Joelle PİNTO Köşe Yazısı
1 Kasım 2023 Çarşamba

Çocukluğumdan beri Cumhuriyet Bayramı kutlamalarını çok severim. Günümüzde Gazi Mustafa Kemal Atatürk’ün adını anmaktan sakınanlara inat, Cumhuriyet’in önemini bilen, çocuklara bütün bayramları anlatan ve öğreten, laik, Atatürkçü bir sınıf öğretmeniyle eğitim alma şansına sahip oldum; Asiye Öğretmen. Asiye Öğretmen tonton babaanne görünümünün ardında, tam bir öğretmendi. Sınıfındaki üç değişik dinden öğrencilerinin hiçbirini farklı hissettirmez, hepsinin bayramını kutlar, hatta bize bayramlarımızın anlamını anlattırırdı. Cumhuriyet Bayramı’nı ise gerçek anlamda coşkuyla kutlardı. Başta sınıfımızı beraber süsleyerek başlardık. Tüm sınıfların katıldığı 29 Ekim gösterilerimiz de olurdu. Hatta bazen kardeş okullardan öğrenciler gelir, okulumuzun yeşil alanında gösteriler yapardık.

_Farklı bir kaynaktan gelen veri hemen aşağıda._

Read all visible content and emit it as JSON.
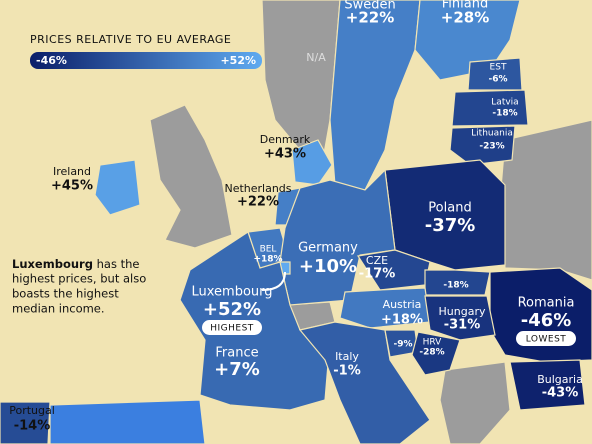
{
  "legend": {
    "title": "PRICES RELATIVE TO EU AVERAGE",
    "min": {
      "value": -46,
      "label": "-46%"
    },
    "max": {
      "value": 52,
      "label": "+52%"
    }
  },
  "na_label": "N/A",
  "annotation": {
    "bold": "Luxembourg",
    "text": [
      "has the",
      "highest prices, but also",
      "boasts the highest",
      "median income."
    ]
  },
  "countries": [
    {
      "name": "Sweden",
      "value": 22,
      "label": "+22%"
    },
    {
      "name": "Finland",
      "value": 28,
      "label": "+28%"
    },
    {
      "name": "EST",
      "value": -6,
      "label": "-6%"
    },
    {
      "name": "Latvia",
      "value": -18,
      "label": "-18%"
    },
    {
      "name": "Lithuania",
      "value": -23,
      "label": "-23%"
    },
    {
      "name": "Denmark",
      "value": 43,
      "label": "+43%"
    },
    {
      "name": "Ireland",
      "value": 45,
      "label": "+45%"
    },
    {
      "name": "Netherlands",
      "value": 22,
      "label": "+22%"
    },
    {
      "name": "Poland",
      "value": -37,
      "label": "-37%"
    },
    {
      "name": "BEL",
      "value": 18,
      "label": "+18%"
    },
    {
      "name": "Germany",
      "value": 10,
      "label": "+10%"
    },
    {
      "name": "CZE",
      "value": -17,
      "label": "-17%"
    },
    {
      "name": null,
      "value": -18,
      "label": "-18%"
    },
    {
      "name": "Luxembourg",
      "value": 52,
      "label": "+52%",
      "badge": "HIGHEST"
    },
    {
      "name": "Romania",
      "value": -46,
      "label": "-46%",
      "badge": "LOWEST"
    },
    {
      "name": "Austria",
      "value": 18,
      "label": "+18%"
    },
    {
      "name": "Hungary",
      "value": -31,
      "label": "-31%"
    },
    {
      "name": "France",
      "value": 7,
      "label": "+7%"
    },
    {
      "name": "Italy",
      "value": -1,
      "label": "-1%"
    },
    {
      "name": null,
      "value": -9,
      "label": "-9%"
    },
    {
      "name": "HRV",
      "value": -28,
      "label": "-28%"
    },
    {
      "name": "Bulgaria",
      "value": -43,
      "label": "-43%"
    },
    {
      "name": "Portugal",
      "value": -14,
      "label": "-14%"
    }
  ]
}
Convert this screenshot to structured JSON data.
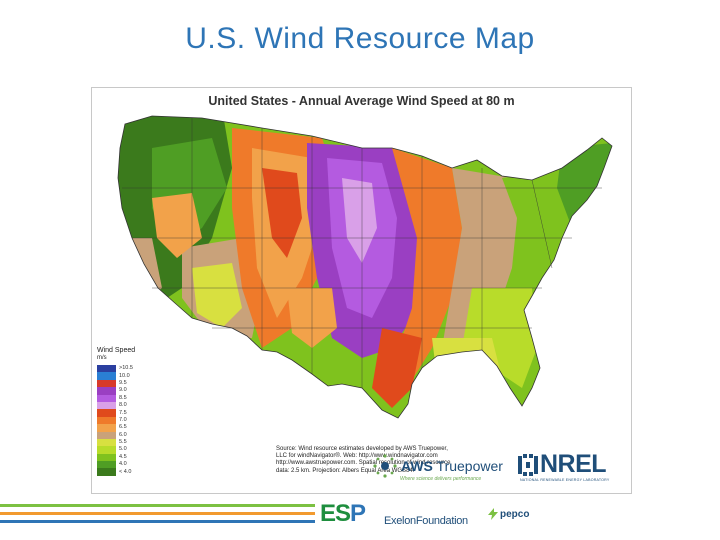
{
  "slide_title": "U.S. Wind Resource Map",
  "map": {
    "heading": "United States - Annual Average Wind Speed at 80 m",
    "legend": {
      "title": "Wind Speed",
      "units": "m/s",
      "entries": [
        {
          "label": ">10.5",
          "color": "#2b3fa0"
        },
        {
          "label": "10.0",
          "color": "#2a7fd4"
        },
        {
          "label": "9.5",
          "color": "#d83a2a"
        },
        {
          "label": "9.0",
          "color": "#9a3fc2"
        },
        {
          "label": "8.5",
          "color": "#b45be0"
        },
        {
          "label": "8.0",
          "color": "#d9a0e8"
        },
        {
          "label": "7.5",
          "color": "#e04a1c"
        },
        {
          "label": "7.0",
          "color": "#ef7a2a"
        },
        {
          "label": "6.5",
          "color": "#f2a24a"
        },
        {
          "label": "6.0",
          "color": "#c9a27a"
        },
        {
          "label": "5.5",
          "color": "#d8e040"
        },
        {
          "label": "5.0",
          "color": "#b8dc2a"
        },
        {
          "label": "4.5",
          "color": "#7fc21e"
        },
        {
          "label": "4.0",
          "color": "#4f9e24"
        },
        {
          "label": "< 4.0",
          "color": "#3b7a1c"
        }
      ]
    },
    "source_lines": [
      "Source: Wind resource estimates developed by AWS Truepower,",
      "LLC for windNavigator®. Web: http://www.windnavigator.com",
      "http://www.awstruepower.com. Spatial resolution of wind resource",
      "data: 2.5 km. Projection: Albers Equal Area WGS84."
    ],
    "aws_logo": {
      "prefix": "AWS",
      "name": "Truepower",
      "tagline": "Where science delivers performance"
    },
    "nrel_logo": {
      "name": "NREL",
      "subtitle": "NATIONAL RENEWABLE ENERGY LABORATORY"
    }
  },
  "footer": {
    "esp_logo": {
      "text_e": "ES",
      "text_p": "P"
    },
    "exelon": "ExelonFoundation",
    "pepco": "pepco"
  },
  "colors": {
    "title": "#2e75b6",
    "footer_green": "#7cc142",
    "footer_orange": "#f29a2e",
    "footer_blue": "#2e75b6"
  }
}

Asiye Öğretmen’in en sevdiği kâğıttan yapılmış Ata Bayraklarının aynısını ilk defa, neredeyse 40 yıl sonra Hacıosman metrosunun içinde gördüm. Gözlerim doldu. İlkokuldan sonra Asiye Öğretmen’den haber alamadıysam da bugün hayatta olduğunu sanmam. 100 yaşını geçmiş olması gerekir. Onu saygıyla anarken, Cumhuriyet’e ve Atatürk’e bağlı bir sınıf yetiştirdiği için hep minnet duyarım.

***

Geçtiğimiz pazar günü de aynı coşkuyla 100. yıl kutlamalarını izlemek için Boğaz’a doğru yola çıktım. Kutlamalara giderken bir miktar trafiğe takılabileceğimi tahmin ederken, kendi arabalarını almakta inat edenlerin doğal olarak park yeri bulamaması yüzünden kutlamaların yarısını felç olmuş bir trafiğin içinde geçirdim. Seyretmek istediğim Türk Yıldızları ve Solo Türk uçuş gösterilerini maalesef bir taksinin içinde mahsur kaldığımdan seyredemedim.  Makul bir yere kadar varabilince, arabadan inip Boğaz’a doğru yürüdüm.  Akşam 19.00’dan sonra ise denizin ortasından drone gösterileri ve havai fişekleri seyretme şansım oldu, çok güzeldi. Gönül isterdi ki, İzmir’de olduğu gibi, İstanbul’daki drone gösterilerinde de gökyüzünde Atamızın yüzü belirsin.  100. yıla çok yakışırdı.

***

101. yıla girerken, Cumhuriyetimizin kıymetini daha iyi anlamalı, her zamankinden daha çok sahip çıkmalıyız. Bir Türk kadını için Cumhuriyet’in ve Atatürk’ün anlamı başkadır. Cumhuriyet, kadın için özgürlüktür. Batı ülkelerinde bile kadınların oy verme hakkı yokken, bize oy hakkı veren Mustafa Kemal Atatürk’ün verdiği en büyük armağan olan Cumhuriyet’i kutlamanın en güzel yolu, bence kız çocuklarını okutmak için çabalamaktır. Atatürk’ün adını kullanmaya imtina edenlere, Türk Kadın Voleybol Milli Takımının başarılarıyla gurur duyacakken şortlarıyla uğraşanlara, kız çocuklarını okutmak için çaba göstermeyenlere inat, Atatürk’ün kızları akıllıdır, eğitimlidir, güçlüdür. Yeter ki eğitim şansları olsun. 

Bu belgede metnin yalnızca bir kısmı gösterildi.